Por educación y ayuda

Según pasaban los días, algunos huéspedes se iban y otro venían, los comensales iban avanzando de silla en silla y cambiando de puesto. Este sistema, que a nosotros nos puede parecer ahora un engorro o una tontería suprema, presentaba hace dos siglos enormes ventajas. Cuando alguien se sentaba a una mesa redonda estaba obligado por la buena educación a presentarse —como mínimo— a quienes ocupaban los asientos contiguos al suyo y a conversar un poco con ellos, lo cual resultaba de mucha ayuda para un viajero que no conociera la zona.

Durante el transcurso de las comidas se hablaría del tiempo o de la actualidad, pero también era posible solucionar dudas, pedir indicaciones y recibir mil consejos prácticos. Se entablaban amistades, se forjaban futuras alianzas comerciales y se hacían contactos laborales que eran muy valiosos.

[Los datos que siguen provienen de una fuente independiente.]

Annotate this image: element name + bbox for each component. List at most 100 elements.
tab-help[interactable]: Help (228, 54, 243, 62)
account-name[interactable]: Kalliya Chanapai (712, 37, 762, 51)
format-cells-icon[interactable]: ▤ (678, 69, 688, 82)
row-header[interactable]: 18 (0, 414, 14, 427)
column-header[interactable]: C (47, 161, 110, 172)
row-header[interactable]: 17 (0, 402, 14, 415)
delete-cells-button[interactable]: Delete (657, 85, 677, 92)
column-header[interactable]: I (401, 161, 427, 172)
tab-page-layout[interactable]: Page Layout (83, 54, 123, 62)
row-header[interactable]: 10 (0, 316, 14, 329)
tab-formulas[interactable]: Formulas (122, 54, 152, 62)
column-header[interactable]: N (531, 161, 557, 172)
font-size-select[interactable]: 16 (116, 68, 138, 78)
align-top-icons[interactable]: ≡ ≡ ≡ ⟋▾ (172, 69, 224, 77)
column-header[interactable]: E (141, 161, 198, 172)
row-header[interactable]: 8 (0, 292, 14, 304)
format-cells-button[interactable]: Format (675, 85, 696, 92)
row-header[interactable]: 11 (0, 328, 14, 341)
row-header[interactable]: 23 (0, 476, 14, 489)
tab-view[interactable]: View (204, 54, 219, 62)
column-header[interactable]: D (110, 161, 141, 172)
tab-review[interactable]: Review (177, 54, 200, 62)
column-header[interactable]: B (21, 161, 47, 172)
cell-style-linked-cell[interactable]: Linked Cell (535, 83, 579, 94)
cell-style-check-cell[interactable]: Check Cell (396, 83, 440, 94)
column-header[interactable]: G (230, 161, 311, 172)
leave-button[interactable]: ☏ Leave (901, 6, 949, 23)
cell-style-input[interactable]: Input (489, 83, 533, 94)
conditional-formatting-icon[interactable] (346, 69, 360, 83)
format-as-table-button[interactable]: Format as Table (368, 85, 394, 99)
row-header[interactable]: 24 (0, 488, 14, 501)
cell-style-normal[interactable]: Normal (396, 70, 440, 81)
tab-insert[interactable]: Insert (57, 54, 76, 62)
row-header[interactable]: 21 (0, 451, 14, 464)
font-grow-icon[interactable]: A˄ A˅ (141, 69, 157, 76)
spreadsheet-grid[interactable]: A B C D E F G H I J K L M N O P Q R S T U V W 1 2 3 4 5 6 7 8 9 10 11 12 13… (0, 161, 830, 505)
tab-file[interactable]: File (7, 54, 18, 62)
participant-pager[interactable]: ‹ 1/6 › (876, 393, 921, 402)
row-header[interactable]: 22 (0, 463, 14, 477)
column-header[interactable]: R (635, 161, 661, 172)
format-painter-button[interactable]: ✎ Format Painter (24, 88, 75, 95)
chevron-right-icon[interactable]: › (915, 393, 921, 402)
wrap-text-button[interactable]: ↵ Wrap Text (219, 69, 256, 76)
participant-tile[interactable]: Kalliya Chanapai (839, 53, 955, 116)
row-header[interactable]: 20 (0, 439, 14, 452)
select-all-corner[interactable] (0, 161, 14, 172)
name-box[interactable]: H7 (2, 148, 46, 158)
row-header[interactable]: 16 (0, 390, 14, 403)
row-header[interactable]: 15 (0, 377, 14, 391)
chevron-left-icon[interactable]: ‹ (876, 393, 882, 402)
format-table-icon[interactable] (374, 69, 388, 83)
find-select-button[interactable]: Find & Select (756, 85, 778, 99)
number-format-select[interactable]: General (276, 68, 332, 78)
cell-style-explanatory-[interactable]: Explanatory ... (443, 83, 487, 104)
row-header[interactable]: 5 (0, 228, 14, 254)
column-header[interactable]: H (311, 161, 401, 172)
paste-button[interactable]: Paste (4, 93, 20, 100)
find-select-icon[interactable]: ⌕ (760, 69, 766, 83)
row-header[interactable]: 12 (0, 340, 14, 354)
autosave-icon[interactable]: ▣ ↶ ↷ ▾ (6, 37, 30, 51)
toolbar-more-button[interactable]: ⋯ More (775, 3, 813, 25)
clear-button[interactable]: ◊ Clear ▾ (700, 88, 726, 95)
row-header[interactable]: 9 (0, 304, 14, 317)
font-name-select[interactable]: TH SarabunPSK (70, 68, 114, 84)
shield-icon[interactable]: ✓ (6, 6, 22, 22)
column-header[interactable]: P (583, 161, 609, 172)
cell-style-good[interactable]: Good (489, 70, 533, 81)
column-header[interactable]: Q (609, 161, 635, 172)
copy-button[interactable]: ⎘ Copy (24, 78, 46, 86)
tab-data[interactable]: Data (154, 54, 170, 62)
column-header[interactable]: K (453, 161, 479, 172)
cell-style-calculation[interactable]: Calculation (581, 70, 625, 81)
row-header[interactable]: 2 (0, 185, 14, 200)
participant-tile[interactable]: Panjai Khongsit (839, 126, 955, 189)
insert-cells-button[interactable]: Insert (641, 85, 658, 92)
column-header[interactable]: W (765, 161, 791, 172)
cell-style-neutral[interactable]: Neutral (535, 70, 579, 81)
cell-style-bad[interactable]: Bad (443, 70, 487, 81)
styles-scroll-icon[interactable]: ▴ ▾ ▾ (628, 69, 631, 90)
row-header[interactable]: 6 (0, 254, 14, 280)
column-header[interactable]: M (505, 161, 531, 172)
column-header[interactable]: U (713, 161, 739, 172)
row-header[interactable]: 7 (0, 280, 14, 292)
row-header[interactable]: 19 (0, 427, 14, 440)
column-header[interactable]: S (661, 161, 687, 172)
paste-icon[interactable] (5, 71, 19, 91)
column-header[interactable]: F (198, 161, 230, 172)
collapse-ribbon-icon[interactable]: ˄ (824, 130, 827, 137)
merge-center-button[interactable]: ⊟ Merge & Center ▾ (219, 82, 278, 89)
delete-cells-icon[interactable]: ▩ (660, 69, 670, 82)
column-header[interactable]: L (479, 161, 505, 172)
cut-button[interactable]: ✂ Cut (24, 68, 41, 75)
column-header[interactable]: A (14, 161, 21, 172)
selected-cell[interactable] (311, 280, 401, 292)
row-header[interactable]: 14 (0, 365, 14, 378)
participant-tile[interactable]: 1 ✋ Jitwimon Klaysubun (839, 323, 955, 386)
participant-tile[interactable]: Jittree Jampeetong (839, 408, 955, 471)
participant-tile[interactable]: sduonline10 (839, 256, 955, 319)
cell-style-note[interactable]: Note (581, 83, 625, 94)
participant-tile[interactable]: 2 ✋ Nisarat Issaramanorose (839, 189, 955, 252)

Había mesas redondas de lujo, como las que la guía titulada 'Economía de pretendientes' (1774) decía que se daban en las mejores fondas de Madrid y otras que eran casi de mera subsistencia, las habituales en pensiones de mala muerte. Lo normal era que el menú constara al menos de una sopa, un cocido, dos platos principales y algo de postre, y así constaba en casi todas las posadas de diligencia cuando en España se viajaba aún a caballo.

En las memorias de Moratín o Jovellanos podemos leer cómo dependiendo de la calidad del establecimiento y del asiento que te tocara podías charlar amigablemente con un general, un comerciante, un funcionario de paso o un escritor. Mariano Pardo de Figueroa, más conocido por el alias literario y gastronómico de 'Doctor Thebussem', relató en uno de sus libros que cuando era joven coincidió en la mesa redonda de un elegante hotel sevillano con Alejandro Dumas.

En los establecimientos de mayor categoría existía la opción de mesa redonda, mesa particular (normalmente en un salón aparte) y la de servicio de habitaciones. La primera era con diferencia la más barata y se solía apalabrar, igual que una pensión completa o media, al principio de la estancia en el hotel. Si algún día no se iba a poder acudir había que avisar con antelación, ya que la falta de asistencia e incluso un retraso de pocos minutos implicaban la obligación de abonar no solo la comida completa sino un suplemento extra.

Para avisar a los huéspedes más despistados y que luego no hubiera quejas se utilizaba una campana. Durante el cuarto de hora previo al almuerzo se hacían tres llamadas para avisar de que era el momento de asearse, luego para bajar al comedor y finalmente para sentarse.